Eliminating debt -- no matter if it's a student loan, credit card debt, a car loan, or a home loan -- can also provide tremendous peace of mind in knowing you don't have to worry about repaying anyone if you were to suffer a loss of income or another financial burden.
But there are some negatives to this as well. Some mortgage lenders have a prepayment penalty, which says if a mortgage is paid off before a certain date, the borrower will be charged a fee. And that could negate the effort of paying off the mortgage early to begin with. Property owners also have the benefit of utilizing the mortgage interest deduction, which is a great tax deduction that allows you to deduct the interest paid on a loan each year.
Strategies for paying off a mortgage early
Setting aside money in a savings account each month until you've accumulated enough to pay off the mortgage balance is definitely one way to approach an early payoff. But it's not the only way. A number of homeowners and investors will make an extra mortgage payment each month.
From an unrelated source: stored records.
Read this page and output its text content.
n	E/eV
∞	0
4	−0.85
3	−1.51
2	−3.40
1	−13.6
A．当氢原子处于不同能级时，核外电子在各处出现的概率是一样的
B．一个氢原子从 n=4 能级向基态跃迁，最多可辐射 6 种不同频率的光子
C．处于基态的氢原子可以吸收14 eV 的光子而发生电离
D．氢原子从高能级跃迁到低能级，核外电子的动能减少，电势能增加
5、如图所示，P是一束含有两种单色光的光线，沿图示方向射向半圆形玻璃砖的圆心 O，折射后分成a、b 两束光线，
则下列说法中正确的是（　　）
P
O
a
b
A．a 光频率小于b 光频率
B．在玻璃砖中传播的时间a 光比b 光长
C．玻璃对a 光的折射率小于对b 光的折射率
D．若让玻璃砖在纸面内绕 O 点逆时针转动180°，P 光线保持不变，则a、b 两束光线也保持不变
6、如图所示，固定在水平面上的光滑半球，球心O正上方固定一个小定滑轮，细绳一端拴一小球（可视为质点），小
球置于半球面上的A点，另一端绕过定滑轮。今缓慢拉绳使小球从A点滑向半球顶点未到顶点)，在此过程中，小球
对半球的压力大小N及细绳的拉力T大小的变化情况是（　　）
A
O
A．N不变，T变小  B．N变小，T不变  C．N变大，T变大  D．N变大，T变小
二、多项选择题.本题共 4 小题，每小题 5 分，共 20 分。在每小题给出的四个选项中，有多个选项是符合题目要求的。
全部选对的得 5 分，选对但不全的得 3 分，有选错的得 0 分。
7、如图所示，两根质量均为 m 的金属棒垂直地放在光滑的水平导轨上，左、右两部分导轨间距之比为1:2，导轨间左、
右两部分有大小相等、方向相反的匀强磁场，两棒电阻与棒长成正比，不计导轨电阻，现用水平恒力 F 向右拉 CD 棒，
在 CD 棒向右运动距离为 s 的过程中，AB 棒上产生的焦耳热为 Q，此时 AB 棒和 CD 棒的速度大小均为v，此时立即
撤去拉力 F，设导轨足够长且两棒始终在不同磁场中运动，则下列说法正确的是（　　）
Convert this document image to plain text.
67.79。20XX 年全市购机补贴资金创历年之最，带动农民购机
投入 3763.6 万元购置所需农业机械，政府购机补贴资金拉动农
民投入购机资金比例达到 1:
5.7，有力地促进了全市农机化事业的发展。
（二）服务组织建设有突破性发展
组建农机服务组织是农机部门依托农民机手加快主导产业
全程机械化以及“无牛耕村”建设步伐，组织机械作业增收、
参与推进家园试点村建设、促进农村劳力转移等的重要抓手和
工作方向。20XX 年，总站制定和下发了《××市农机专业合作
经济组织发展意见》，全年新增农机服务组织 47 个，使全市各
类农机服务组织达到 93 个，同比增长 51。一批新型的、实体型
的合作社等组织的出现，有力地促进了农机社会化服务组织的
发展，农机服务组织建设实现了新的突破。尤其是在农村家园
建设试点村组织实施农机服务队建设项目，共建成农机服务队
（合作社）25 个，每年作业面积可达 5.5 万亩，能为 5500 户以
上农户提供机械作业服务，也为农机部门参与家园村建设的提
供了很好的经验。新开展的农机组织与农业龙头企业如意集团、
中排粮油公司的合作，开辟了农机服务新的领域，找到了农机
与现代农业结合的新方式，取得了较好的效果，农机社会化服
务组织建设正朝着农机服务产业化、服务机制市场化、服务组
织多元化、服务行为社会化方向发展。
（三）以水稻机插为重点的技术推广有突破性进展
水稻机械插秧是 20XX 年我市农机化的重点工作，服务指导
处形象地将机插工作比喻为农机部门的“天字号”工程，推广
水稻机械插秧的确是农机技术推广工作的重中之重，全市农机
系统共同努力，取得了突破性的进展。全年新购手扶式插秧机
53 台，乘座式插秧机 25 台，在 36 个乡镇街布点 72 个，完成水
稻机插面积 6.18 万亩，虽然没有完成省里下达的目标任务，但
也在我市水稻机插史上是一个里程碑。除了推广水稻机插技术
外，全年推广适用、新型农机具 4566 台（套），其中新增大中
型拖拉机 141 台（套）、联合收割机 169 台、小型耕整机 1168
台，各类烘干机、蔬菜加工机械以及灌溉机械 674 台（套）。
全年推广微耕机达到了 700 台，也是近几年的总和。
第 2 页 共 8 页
You can also set up biweekly mortgage payments that exceed your scheduled monthly principal and interest payment. A lot of investors use this strategy, taking any additional cash flow earned from a rental property and using it to pay down the mortgage at a faster rate. It's important to discuss with your lender that you want any additional payment you make credited toward the principal balance, which helps lower how much is owed each month (i.e., saving you interest).
You also have the ability to refinance your mortgage to get more favorable mortgage terms such as a shorter loan term (e.g., from 30 years to 15) or lower interest rate.
Who are early mortgage payments right for?
Paying off your mortgage early can be extremely beneficial, creating additional cash flow from a rental property and freeing up personal cash for other investments or other personal needs. But that doesn't mean it's right for everyone. It really comes down to your financial goals, amount of expendable cash you can put toward paying down your mortgage, interest rate, and loan term.
The higher your mortgage interest rate is, the more beneficial it is to pay down your mortgage debt early because you will pay less interest over time. If you have a low, fixed interest rate, you may be able to put that same money to use in another investment that will yield you more than you pay in interest, ultimately earning you money while paying the debt.
You should also make sure that you are contributing your extra cash to other important accounts, including your retirement account and savings accounts. While it may be great to pay off debt, you want to make sure you still have money for the future or potential emergencies.